Lukisan Ratu Victoria dari Kerajaan Inggris karya Franz Xaver Winterhalter. (Sumber: Wikimedia Commons)

8 Mei 2024


BandungBergerak.id – Situs insider.co.uk melaporkan bahwa keluarga kerajaan Inggris mempekerjakan lebih dari 1000 staf untuk mengurus berbagai keperluan mereka. Sebagian besar bekerja di Istana Buckingham, tempat raja dan ratu tinggal, namun ada juga yang melayani di Istana Windsor dan Istana Kensington. Tugas mereka bermacam-macam; mulai dari merawat perabot istana, penanggung jawab musik ratu, pengelola keuangan pribadi, sampai penanggung jawab linen yang bertugas menata meja untuk jamuan makan kerajaan. Di masa Ratu Victoria (28 Juni 1838 - 22 Januari 1901), ada dua pelayan yang didatangkan dari India. Salah satunya menjadi pelayan yang sangat istimewa.

Shrabani Basu, seorang penulis dan jurnalis asal India, mendengar pertama kali tentang Abdul Karim ketika sedang melakukan riset tentang sejarah kari di akhir tahun 1990. Setahun kemudian, ketika sedang berlibur bersama keluarganya, dia secara tidak sengaja menemukan lukisan potret diri Karim di Osborne House, bekas kediaman pribadi Ratu Victoria dan Pangeran Albert di Isle of Wright. Di foto itu Abdul Karim mengenakan baju merah dengan strip emas, sorban putih, dan jaket putih, seperti pelayan tingkat tinggi.  Basu berasumsi bahwa Karim pasti sangat istimewa di mata ratu.
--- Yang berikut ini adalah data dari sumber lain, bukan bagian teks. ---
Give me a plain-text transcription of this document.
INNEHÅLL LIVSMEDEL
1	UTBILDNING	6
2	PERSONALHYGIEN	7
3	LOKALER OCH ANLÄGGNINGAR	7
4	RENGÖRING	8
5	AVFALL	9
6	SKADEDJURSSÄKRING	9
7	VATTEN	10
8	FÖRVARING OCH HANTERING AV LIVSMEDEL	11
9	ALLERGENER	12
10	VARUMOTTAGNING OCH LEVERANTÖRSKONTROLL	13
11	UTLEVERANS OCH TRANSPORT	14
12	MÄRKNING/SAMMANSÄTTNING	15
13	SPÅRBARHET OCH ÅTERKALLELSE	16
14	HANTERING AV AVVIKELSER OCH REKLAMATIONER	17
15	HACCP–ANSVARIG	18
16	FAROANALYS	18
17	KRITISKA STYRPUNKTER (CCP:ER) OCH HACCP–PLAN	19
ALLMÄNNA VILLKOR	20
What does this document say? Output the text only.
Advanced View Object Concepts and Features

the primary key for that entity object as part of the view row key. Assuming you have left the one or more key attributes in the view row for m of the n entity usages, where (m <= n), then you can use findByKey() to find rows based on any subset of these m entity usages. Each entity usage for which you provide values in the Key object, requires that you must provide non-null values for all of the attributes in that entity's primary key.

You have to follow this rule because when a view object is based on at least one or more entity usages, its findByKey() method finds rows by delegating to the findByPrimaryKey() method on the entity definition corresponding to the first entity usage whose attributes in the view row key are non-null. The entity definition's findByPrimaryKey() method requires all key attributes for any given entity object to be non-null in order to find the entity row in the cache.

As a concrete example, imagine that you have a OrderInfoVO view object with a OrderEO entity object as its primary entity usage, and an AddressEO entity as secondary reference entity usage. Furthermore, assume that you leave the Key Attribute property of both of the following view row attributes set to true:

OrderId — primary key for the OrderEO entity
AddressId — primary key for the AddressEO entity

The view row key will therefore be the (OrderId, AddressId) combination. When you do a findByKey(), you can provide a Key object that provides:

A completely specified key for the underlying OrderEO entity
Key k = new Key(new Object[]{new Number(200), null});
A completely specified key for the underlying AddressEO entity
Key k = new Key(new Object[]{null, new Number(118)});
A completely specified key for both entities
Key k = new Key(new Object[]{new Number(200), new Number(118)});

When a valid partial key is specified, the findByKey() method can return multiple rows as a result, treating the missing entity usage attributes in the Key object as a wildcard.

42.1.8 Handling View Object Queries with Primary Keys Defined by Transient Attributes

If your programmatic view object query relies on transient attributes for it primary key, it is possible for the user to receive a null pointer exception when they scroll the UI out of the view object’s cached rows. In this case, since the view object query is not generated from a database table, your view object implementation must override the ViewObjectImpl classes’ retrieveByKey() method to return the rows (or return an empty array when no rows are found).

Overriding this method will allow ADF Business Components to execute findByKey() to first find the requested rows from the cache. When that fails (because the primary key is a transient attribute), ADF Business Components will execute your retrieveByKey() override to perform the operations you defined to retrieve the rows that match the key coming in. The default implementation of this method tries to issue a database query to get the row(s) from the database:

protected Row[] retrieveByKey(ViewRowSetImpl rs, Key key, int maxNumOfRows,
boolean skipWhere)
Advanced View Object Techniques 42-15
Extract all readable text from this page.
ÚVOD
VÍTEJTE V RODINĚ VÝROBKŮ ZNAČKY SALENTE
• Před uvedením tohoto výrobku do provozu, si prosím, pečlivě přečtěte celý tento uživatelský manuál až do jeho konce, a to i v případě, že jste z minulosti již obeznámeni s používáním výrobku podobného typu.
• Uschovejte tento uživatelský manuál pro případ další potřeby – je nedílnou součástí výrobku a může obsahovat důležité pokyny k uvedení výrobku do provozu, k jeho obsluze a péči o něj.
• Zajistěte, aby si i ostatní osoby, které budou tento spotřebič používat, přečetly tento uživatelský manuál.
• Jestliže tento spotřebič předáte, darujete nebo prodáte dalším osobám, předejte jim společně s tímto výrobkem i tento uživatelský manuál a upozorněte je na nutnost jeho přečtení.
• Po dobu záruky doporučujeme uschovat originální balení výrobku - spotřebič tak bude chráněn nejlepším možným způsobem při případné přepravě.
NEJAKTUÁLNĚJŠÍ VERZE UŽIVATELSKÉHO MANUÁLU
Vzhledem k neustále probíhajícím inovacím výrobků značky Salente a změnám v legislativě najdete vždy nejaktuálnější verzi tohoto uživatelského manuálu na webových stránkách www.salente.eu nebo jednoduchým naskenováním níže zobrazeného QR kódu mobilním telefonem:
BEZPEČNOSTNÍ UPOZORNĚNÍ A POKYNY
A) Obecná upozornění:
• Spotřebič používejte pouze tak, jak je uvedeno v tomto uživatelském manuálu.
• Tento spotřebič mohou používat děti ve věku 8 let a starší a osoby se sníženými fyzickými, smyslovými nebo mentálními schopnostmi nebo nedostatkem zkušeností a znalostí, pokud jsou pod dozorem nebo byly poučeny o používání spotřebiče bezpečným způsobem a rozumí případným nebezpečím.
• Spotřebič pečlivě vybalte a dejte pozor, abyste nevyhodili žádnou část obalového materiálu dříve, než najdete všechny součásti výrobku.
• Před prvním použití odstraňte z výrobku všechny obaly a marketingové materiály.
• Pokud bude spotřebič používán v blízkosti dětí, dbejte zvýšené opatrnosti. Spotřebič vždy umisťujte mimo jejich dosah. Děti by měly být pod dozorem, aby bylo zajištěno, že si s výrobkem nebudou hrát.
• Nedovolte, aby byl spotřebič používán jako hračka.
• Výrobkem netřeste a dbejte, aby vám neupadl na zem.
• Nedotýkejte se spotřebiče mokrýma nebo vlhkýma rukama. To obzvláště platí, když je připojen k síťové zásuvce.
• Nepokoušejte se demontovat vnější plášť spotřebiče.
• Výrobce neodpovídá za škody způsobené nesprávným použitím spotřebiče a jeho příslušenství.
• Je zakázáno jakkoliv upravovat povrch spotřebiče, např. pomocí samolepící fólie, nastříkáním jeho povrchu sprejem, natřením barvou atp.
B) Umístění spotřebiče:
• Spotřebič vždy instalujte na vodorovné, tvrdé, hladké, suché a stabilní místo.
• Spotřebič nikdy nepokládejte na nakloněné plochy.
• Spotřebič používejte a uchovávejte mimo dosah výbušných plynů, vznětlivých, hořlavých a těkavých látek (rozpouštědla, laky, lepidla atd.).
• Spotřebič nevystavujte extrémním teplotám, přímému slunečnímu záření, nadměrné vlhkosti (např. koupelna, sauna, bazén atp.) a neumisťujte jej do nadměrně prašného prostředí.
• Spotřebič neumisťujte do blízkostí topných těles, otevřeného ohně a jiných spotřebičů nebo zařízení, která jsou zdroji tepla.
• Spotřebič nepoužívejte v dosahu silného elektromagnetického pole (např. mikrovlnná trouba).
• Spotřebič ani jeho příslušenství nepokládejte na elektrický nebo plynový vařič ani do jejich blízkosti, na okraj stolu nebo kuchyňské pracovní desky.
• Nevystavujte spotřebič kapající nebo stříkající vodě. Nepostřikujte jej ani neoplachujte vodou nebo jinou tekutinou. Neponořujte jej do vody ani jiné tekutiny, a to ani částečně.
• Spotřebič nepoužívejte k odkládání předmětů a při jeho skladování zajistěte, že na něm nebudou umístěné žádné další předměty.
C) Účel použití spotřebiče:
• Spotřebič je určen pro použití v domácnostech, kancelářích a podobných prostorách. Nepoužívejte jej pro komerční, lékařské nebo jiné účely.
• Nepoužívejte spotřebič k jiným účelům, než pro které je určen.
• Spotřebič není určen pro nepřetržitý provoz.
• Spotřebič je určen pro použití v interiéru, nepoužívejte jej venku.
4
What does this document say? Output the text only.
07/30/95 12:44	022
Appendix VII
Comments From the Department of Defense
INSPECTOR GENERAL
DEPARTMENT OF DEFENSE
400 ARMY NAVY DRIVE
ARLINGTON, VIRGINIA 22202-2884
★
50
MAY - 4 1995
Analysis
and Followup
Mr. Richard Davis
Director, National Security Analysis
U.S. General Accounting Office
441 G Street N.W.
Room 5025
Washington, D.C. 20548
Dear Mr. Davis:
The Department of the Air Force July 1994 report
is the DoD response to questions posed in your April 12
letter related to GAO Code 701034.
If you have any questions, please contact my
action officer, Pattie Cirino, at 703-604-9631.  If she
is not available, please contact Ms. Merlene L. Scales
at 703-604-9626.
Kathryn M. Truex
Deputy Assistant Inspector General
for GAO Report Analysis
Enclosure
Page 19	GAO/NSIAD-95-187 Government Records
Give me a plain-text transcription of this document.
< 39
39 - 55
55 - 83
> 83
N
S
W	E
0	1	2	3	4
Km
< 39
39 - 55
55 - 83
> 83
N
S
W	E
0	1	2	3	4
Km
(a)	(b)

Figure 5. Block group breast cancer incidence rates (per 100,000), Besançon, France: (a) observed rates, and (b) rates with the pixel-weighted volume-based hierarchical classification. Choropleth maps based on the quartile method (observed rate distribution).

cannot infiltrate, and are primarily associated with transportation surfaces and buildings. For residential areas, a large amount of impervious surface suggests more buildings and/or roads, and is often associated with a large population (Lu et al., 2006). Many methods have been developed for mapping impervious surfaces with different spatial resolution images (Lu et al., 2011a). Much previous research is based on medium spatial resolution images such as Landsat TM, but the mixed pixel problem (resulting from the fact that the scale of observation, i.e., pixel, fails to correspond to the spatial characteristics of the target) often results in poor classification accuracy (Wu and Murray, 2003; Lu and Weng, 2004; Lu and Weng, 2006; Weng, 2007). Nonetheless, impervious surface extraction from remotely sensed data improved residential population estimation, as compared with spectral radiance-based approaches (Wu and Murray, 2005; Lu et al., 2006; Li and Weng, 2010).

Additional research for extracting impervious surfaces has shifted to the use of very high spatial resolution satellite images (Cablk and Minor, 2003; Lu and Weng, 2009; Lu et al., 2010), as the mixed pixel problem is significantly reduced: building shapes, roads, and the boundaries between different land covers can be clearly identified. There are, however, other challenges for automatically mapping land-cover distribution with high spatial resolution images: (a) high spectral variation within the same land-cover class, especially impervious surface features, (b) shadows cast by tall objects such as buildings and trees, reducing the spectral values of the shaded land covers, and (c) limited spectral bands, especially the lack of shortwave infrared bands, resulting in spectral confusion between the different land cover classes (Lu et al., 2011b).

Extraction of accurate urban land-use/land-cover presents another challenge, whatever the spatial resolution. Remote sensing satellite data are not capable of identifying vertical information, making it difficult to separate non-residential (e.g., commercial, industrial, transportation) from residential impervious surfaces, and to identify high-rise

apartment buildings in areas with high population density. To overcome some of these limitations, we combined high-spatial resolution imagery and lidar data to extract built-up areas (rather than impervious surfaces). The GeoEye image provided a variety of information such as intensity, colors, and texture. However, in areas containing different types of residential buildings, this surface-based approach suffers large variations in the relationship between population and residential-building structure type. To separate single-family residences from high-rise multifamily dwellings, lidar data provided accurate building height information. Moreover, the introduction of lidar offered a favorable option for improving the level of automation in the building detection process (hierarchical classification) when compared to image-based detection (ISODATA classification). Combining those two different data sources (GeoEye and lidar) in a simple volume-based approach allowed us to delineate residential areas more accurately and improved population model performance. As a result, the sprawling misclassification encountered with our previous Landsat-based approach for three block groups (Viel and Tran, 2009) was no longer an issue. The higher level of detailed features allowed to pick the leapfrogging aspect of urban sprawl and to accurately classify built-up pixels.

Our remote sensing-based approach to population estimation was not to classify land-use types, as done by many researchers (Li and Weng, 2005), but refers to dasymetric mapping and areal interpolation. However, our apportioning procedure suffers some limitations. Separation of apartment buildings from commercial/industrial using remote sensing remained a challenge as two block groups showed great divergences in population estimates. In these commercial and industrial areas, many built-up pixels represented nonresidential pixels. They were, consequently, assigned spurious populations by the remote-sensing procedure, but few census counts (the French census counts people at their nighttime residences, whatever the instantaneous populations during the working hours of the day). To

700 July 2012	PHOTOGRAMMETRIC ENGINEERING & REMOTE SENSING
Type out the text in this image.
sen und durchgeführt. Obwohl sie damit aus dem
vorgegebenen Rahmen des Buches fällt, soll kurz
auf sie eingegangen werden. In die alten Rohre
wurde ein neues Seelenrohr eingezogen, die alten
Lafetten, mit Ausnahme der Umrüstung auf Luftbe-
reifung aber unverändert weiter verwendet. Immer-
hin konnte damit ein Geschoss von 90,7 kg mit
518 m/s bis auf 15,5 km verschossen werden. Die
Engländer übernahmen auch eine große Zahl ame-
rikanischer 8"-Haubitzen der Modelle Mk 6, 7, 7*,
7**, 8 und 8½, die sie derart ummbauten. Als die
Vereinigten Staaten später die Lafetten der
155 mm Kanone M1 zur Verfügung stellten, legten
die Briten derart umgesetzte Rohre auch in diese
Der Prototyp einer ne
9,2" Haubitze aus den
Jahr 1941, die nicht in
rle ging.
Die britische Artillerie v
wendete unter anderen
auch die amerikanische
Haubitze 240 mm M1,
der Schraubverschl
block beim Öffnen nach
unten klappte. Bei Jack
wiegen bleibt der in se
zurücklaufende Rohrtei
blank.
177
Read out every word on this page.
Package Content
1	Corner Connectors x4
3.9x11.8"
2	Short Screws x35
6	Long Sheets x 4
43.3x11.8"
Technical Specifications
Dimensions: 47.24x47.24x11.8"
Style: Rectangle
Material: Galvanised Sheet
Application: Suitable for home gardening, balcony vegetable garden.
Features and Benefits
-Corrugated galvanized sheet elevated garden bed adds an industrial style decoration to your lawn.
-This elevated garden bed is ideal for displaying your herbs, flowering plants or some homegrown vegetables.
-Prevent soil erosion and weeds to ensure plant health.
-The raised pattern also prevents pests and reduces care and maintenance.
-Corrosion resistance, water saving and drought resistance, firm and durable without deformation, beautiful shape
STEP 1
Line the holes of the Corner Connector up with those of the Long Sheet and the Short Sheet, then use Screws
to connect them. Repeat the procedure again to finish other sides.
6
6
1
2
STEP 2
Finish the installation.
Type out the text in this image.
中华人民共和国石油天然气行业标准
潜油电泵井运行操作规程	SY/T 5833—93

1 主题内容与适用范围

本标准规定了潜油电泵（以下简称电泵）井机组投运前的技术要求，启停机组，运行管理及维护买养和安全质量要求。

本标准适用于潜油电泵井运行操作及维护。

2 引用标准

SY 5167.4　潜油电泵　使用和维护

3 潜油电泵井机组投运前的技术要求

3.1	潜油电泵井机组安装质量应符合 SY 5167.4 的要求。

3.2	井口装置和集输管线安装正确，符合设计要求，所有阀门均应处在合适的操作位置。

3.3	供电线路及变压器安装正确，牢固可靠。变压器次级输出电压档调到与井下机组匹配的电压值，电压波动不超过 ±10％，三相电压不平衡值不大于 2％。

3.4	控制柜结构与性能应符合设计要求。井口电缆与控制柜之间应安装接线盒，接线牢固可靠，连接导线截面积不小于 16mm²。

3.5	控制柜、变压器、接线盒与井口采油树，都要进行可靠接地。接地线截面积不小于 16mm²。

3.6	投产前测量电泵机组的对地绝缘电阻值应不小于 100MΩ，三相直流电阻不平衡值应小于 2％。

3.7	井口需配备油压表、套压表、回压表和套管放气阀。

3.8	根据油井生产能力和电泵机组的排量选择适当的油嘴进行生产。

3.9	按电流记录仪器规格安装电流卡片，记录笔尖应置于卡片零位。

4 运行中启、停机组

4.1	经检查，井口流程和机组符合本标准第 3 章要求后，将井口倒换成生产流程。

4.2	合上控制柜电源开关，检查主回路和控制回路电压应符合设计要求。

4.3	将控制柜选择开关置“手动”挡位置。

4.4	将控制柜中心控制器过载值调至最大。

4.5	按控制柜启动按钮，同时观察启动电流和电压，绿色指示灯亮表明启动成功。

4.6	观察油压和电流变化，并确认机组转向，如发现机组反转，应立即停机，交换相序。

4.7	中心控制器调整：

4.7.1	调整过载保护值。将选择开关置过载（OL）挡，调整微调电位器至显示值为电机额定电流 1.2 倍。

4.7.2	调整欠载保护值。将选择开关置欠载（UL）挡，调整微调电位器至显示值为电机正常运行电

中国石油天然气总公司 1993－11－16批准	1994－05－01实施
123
Di tahun 2006 Basu berkomitmen untuk melakukan riset tentang hubungan Ratu Victoria dan Abdul Karim. Hasilnya adalah sebuah buku berjudul Victoria and Abdul: The True Story if the Queen’s Closest Confidant. Buku ini kemudian diadaptasi menjadi film Victoria and Abdul yang sedang tayang di Netflix.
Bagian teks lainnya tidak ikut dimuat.